The Chinese were among the earliest peoples to codify their laws and yet, the application and enforcement of law is among the least effective in the world. Years of arbitrary feudal (before the communist came) and rigid and corrupt communist rule has led to low regard for law. It is often heard that the country is lawless. This is not true - China probably has just as many rules and regulations as any other country, perhaps even more. The problem lies in whether the law is consistently applied and whether it is being enforced. An example is that regarding the use of seat belts. Like many countries, the law stipulates that drivers must put on seat belts. But during the 3 weeks in China, I have hardly seen anyone putting on seat belts.
In addition, rules and regulations are frequently violated by officials or soldiers. It is common to see cars plated "O" (for official cars) and "Wu" (for army) beating traffic lights. I was told that a few years ago a firefight almost broke out when a military jeep was stopped by traffic police in the Chengdu city centre for speeding. The angry soldier radioed his unit and his comrades rushed to the traffic junction fully armed. The policeman reacted by calling his unit. A tense situation emerged with two armed groups facing each other. A mini traffic jam ensured and only eased after discussions by high level officials. What a total of disregard for law and due process !
Since the 1980ís, fearing a population explosion, China has been aggressively promoting the one-child policy. People who contravened are fined heavily. In recent years, this policy came under increasing strains due to the huge movement in population - the result of enormous economic changes. This makes it difficult to control actions taken by individuals. But this aside, the one-child policy has led to a new China where the sole child of the family is regarded almost like a prince or princess - to be pampered and valued. A common sight in Chinese parks is a family outing with a kid surrounded by his or her parents plus perhaps grandparents - all devoting full attention on the child. Many are over-pampered and become very dependent on others - not a desirable trend.

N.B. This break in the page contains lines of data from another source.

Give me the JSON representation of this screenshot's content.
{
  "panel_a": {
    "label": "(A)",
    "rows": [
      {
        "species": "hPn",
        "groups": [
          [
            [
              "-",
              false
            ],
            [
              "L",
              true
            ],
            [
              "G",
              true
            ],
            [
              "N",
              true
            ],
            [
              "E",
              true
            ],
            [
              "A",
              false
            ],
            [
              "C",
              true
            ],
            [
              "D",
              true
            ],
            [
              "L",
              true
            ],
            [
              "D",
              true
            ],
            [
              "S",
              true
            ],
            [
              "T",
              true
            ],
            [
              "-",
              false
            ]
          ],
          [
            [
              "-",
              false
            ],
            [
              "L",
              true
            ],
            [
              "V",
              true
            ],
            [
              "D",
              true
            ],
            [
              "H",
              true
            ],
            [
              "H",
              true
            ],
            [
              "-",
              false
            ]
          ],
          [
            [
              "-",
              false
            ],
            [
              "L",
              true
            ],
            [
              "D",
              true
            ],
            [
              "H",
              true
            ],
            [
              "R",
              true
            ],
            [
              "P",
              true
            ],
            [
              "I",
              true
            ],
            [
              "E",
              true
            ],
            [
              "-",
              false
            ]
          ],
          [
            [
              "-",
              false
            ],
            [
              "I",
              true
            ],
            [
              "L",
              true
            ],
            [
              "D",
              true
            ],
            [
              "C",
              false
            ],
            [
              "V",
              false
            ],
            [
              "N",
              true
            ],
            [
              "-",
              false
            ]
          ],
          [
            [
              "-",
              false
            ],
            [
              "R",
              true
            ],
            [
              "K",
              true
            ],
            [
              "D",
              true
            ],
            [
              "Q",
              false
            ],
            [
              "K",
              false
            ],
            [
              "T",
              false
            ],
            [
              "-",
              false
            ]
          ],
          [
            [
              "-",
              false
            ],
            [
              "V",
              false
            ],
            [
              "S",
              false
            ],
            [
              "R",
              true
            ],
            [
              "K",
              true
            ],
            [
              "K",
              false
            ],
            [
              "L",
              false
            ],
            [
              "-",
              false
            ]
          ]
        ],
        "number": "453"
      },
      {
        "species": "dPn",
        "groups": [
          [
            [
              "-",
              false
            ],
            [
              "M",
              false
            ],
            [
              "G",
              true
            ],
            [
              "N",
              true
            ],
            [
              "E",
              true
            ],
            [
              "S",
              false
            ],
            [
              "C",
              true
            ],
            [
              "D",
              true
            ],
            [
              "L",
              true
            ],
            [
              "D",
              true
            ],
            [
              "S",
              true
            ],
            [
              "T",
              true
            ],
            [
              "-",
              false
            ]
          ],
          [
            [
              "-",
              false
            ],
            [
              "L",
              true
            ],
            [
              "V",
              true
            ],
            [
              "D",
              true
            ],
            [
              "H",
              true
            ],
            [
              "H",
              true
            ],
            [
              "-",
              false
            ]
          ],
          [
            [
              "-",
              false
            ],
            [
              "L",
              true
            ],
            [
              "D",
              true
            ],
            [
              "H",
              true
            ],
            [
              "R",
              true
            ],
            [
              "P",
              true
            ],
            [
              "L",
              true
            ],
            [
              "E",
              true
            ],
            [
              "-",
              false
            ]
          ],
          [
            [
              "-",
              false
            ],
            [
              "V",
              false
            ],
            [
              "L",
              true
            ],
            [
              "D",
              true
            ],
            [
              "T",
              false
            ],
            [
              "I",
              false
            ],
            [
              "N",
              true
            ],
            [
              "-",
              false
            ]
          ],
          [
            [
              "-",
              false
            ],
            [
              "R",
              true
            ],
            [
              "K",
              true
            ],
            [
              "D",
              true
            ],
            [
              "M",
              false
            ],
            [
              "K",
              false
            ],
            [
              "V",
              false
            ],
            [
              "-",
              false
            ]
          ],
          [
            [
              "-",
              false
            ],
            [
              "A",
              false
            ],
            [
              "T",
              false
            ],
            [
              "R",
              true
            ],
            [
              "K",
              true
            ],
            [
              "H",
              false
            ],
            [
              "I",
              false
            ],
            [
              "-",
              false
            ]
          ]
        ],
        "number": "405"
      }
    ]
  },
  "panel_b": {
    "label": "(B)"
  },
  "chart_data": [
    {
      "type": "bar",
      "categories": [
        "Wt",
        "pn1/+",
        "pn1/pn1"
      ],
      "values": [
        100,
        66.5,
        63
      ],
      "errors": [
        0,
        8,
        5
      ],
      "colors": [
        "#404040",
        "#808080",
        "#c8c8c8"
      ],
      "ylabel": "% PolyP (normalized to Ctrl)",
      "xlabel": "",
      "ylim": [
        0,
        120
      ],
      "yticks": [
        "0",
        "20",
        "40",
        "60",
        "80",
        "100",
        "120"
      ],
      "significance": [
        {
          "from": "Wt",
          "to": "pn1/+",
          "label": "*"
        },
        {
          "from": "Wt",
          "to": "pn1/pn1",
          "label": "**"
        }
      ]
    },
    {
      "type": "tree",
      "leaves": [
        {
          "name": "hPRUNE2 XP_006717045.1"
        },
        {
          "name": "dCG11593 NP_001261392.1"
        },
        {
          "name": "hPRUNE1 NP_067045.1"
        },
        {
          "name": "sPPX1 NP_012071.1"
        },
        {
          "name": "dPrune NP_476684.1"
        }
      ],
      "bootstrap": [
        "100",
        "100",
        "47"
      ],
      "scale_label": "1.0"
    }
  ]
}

The Chinese child is one burdened with high expectations from their parents. The traditional Chinese emphasis on education, coupled with the one child policy, have led to the desire of Chinese parents to provide the best education for their children. And of course, this comes along with the hope that the child will do well. Despite their meagre income, parents spent huge sums to send their child to expensive tuition schools after normal school classes. Many even send their children for special coaching of music, art and other disciplines. The desire for achievement is so strong that it is common to see parents joining their children in classes and actually attempt to assist their kids in creative assignments like art. A Singaporean working in Chengdu was chided as cruel and indifferent to his child on some occasions by other parents when seen letting his child drawing alone while reading papers. Well, will such close attention affect the childís ability to be independent or creative ? Is this good for the country in the long term ? Only time will tell.